Situation/problem description: when there is a backup link between sites (called a backdoor), this link will always be used for inter-site traffic because intra-area routes (LSAs received via the backdoor) are preferred to the inter-area (LSA 3 received from PE).
The solution to this problem is the usage of OSPF sham-links = special tunnel similar to virtual-links between PE routers and configured in the same area as the PEs.

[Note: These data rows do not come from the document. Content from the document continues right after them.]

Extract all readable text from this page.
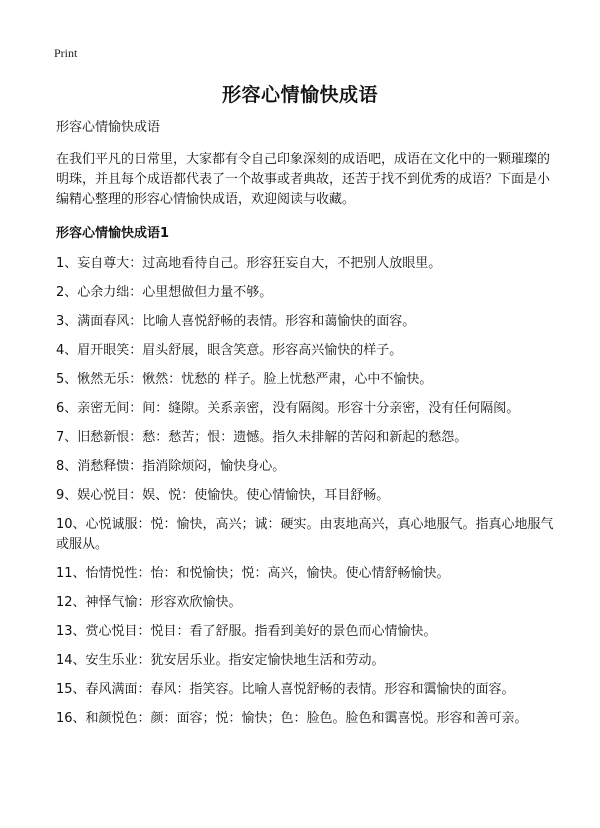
Print
形容心情愉快成语

形容心情愉快成语

在我们平凡的日常里，大家都有令自己印象深刻的成语吧，成语在文化中的一颗璀璨的明珠，并且每个成语都代表了一个故事或者典故，还苦于找不到优秀的成语？下面是小编精心整理的形容心情愉快成语，欢迎阅读与收藏。

形容心情愉快成语1
1、妄自尊大：过高地看待自己。形容狂妄自大，不把别人放眼里。
2、心余力绌：心里想做但力量不够。
3、满面春风：比喻人喜悦舒畅的表情。形容和蔼愉快的面容。
4、眉开眼笑：眉头舒展，眼含笑意。形容高兴愉快的样子。
5、愀然无乐：愀然：忧愁的 样子。脸上忧愁严肃，心中不愉快。
6、亲密无间：间：缝隙。关系亲密，没有隔阂。形容十分亲密，没有任何隔阂。
7、旧愁新恨：愁：愁苦；恨：遗憾。指久未排解的苦闷和新起的愁怨。
8、消愁释愦：指消除烦闷，愉快身心。
9、娱心悦目：娱、悦：使愉快。使心情愉快，耳目舒畅。
10、心悦诚服：悦：愉快，高兴；诚：硬实。由衷地高兴，真心地服气。指真心地服气或服从。
11、怡情悦性：怡：和悦愉快；悦：高兴，愉快。使心情舒畅愉快。
12、神怿气愉：形容欢欣愉快。
13、赏心悦目：悦目：看了舒服。指看到美好的景色而心情愉快。
14、安生乐业：犹安居乐业。指安定愉快地生活和劳动。
15、春风满面：春风：指笑容。比喻人喜悦舒畅的表情。形容和霭愉快的面容。
16、和颜悦色：颜：面容；悦：愉快；色：脸色。脸色和霭喜悦。形容和善可亲。
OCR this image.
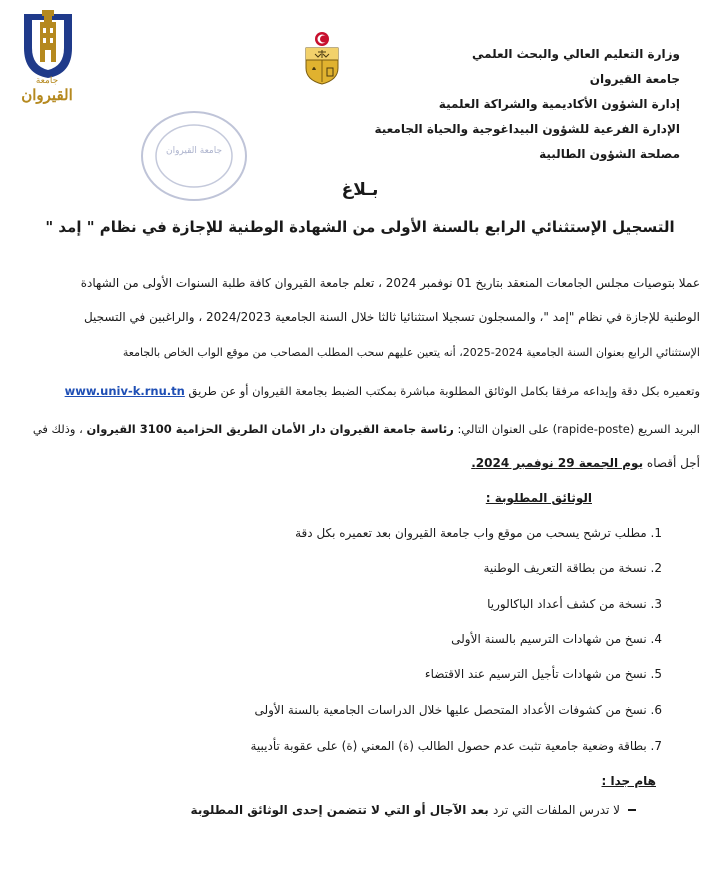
جامعة
القيروان
وزارة التعليم العالي والبحث العلمي
جامعة القيروان
إدارة الشؤون الأكاديمية والشراكة العلمية
الإدارة الفرعية للشؤون البيداغوجية والحياة الجامعية
مصلحة الشؤون الطالبية
جامعة القيروان
بـلاغ
التسجيل الإستثنائي الرابع بالسنة الأولى من الشهادة الوطنية للإجازة في نظام " إمد "
عملا بتوصيات مجلس الجامعات المنعقد بتاريخ 01 نوفمبر 2024 ، تعلم جامعة القيروان كافة طلبة السنوات الأولى من الشهادة
الوطنية للإجازة في نظام "إمد "، والمسجلون تسجيلا استثنائيا ثالثا خلال السنة الجامعية 2024/2023 ، والراغبين في التسجيل
الإستثنائي الرابع بعنوان السنة الجامعية 2024-2025، أنه يتعين عليهم سحب المطلب المصاحب من موقع الواب الخاص بالجامعة
وتعميره بكل دقة وإيداعه مرفقا بكامل الوثائق المطلوبة مباشرة بمكتب الضبط بجامعة القيروان أو عن طريق www.univ-k.rnu.tn
البريد السريع (rapide-poste) على العنوان التالي: رئاسة جامعة القيروان دار الأمان الطريق الحزامية 3100 القيروان ، وذلك في
أجل أقصاه يوم الجمعة 29 نوفمبر 2024.
الوثائق المطلوبة :
1. مطلب ترشح يسحب من موقع واب جامعة القيروان بعد تعميره بكل دقة
2. نسخة من بطاقة التعريف الوطنية
3. نسخة من كشف أعداد الباكالوريا
4. نسخ من شهادات الترسيم بالسنة الأولى
5. نسخ من شهادات تأجيل الترسيم عند الاقتضاء
6. نسخ من كشوفات الأعداد المتحصل عليها خلال الدراسات الجامعية بالسنة الأولى
7. بطاقة وضعية جامعية تثبت عدم حصول الطالب (ة) المعني (ة) على عقوبة تأديبية
هام جدا :
لا تدرس الملفات التي ترد بعد الآجال أو التي لا تتضمن إحدى الوثائق المطلوبة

Sham-links have the following characteristics:

  • OSPF adjacency established via MPLS cloud
  • routes in the OSPF database are now seen as intra-area (even though they are received via the super-backbone)
  • the information across the sham-link is ONLY used for SPF calculations - the actual forwarding is being done based on the info learned via MP-BGP

OSPF sham-link

One last note about sham-links: sham endpoints IP addresses should be advertised into the VRF by means other than OSPF (commonly via BGP) - known before creating the sham-links.

I hope you did not fell asleep reading this long post. At least the drawings helped you do a faster "reading".